The acceleration achieved by CGRA relies on the efficient mapping of the compute-intensive loops by the CGRA compiler onto the CGRA architecture. The CGRA mapping problem, being NP-complete, is performed in a two-step process, namely scheduling and mapping. The scheduling algorithm allocates timeslots to the nodes of the data flow graph (DFG), and the mapping algorithm maps the scheduled nodes onto the processing elements (PEs) of the CGRA. On a mapping failure, the initiation interval (II) is increased and a new schedule is obtained for the increased II. Most previous mapping techniques use Iterative Modulo Scheduling (IMS) to find a schedule for a given II. Since IMS generates a resource-constrained ASAP (as soon as possible) scheduling even with increased II, it tends to generate a similar schedule that is not mappable. Therefore, IMS does not fully explore the schedule space.
Researchers at Arizona State University have developed a scheduling and mapping technique that addresses the mapping shortcomings of IMS. Specifically, this involves generating random modulo schedules within the schedule space, thereby creating different modulo schedules at a given and increased II.
Both the Resource Constrained As Soon As Possible (RC_ASAP) and Resource Constrained As Late As Possible (RC_ALAP) schedules are generated for all the nodes of the DFG, similar to the concept of mobility used in high-level synthesis (HLS). Then the algorithm chooses a random scheduling time between RC_ASAP and RC_ALAP for each node. As a result, every time a “new” schedule is obtained, the schedule space is effectively explored. A novel conservative feasibility test is subsequently performed, which ensures mappability of the obtained schedule even upon addition of the new routing nodes.
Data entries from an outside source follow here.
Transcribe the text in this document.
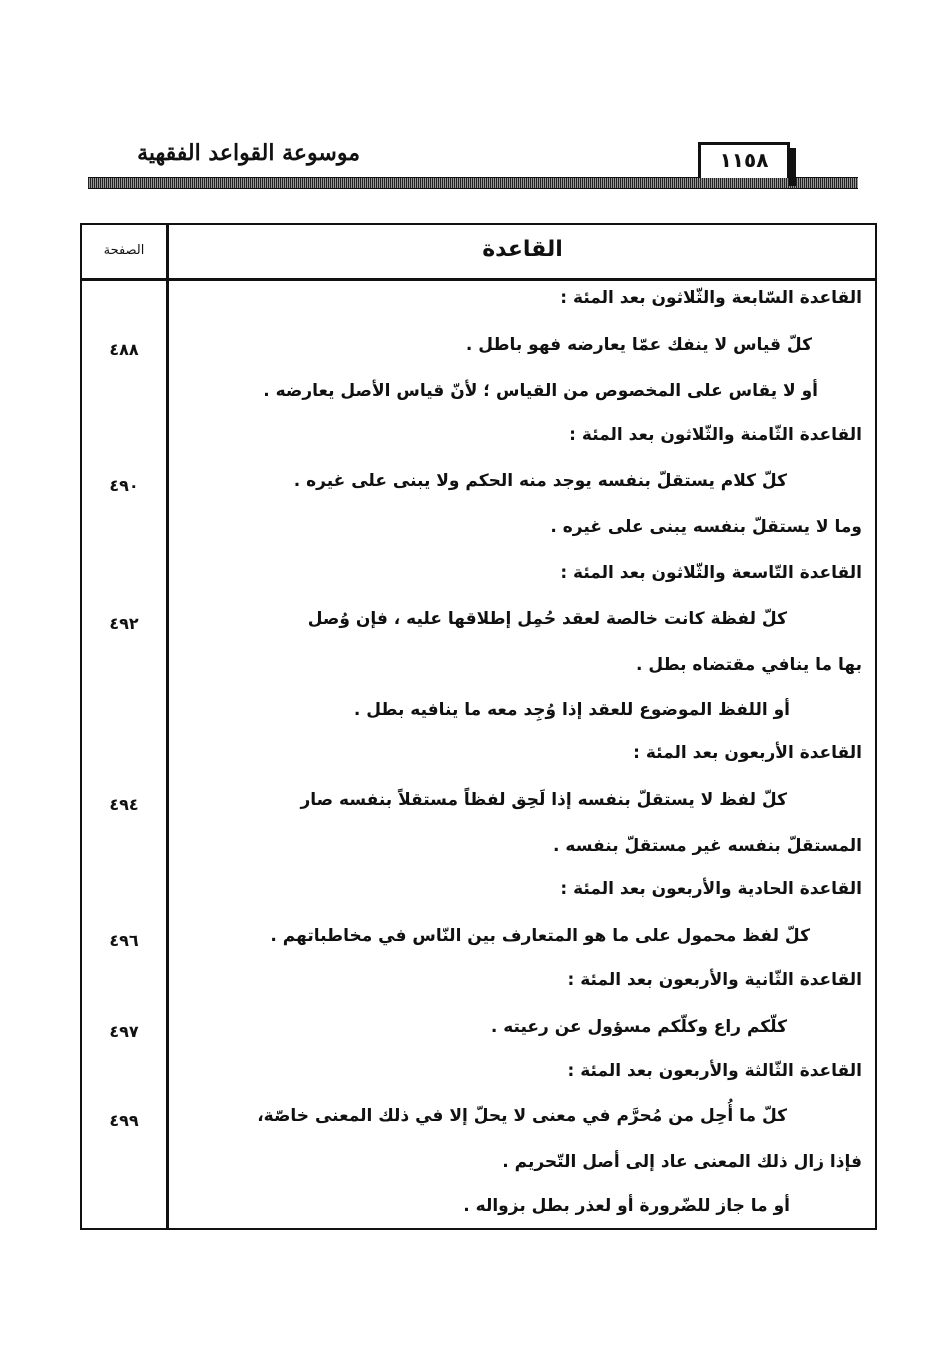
موسوعة القواعد الفقهية	١١٥٨
القاعدة
الصفحة
القاعدة السّابعة والثّلاثون بعد المئة :
كلّ قياس لا ينفك عمّا يعارضه فهو باطل .
٤٨٨
أو لا يقاس على المخصوص من القياس ؛ لأنّ قياس الأصل يعارضه .
القاعدة الثّامنة والثّلاثون بعد المئة :
كلّ كلام يستقلّ بنفسه يوجد منه الحكم ولا يبنى على غيره .
٤٩٠
وما لا يستقلّ بنفسه يبنى على غيره .
القاعدة التّاسعة والثّلاثون بعد المئة :
كلّ لفظة كانت خالصة لعقد حُمِل إطلاقها عليه ، فإن وُصل
٤٩٢
بها ما ينافي مقتضاه بطل .
أو اللفظ الموضوع للعقد إذا وُجِد معه ما ينافيه بطل .
القاعدة الأربعون بعد المئة :
كلّ لفظ لا يستقلّ بنفسه إذا لَحِق لفظاً مستقلاً بنفسه صار
٤٩٤
المستقلّ بنفسه غير مستقلّ بنفسه .
القاعدة الحادية والأربعون بعد المئة :
كلّ لفظ محمول على ما هو المتعارف بين النّاس في مخاطباتهم .
٤٩٦
القاعدة الثّانية والأربعون بعد المئة :
كلّكم راع وكلّكم مسؤول عن رعيته .
٤٩٧
القاعدة الثّالثة والأربعون بعد المئة :
كلّ ما أُحِل من مُحرَّم في معنى لا يحلّ إلا في ذلك المعنى خاصّة،
٤٩٩
فإذا زال ذلك المعنى عاد إلى أصل التّحريم .
أو ما جاز للضّرورة أو لعذر بطل بزواله .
Among the 24 performance-critical loops (that account for more than 7% of execution time of the application) from MiBench, Rodinia, and Parboil, this innovative approach was able to map all the loops for various CGRA sizes ranging from 4×4 to 8×8, and achieved a comparable II for the loops which were mappable by RAMP.
• Acceleration of compute-intensive loops
• Cyber-physical systems
• Autonomous systems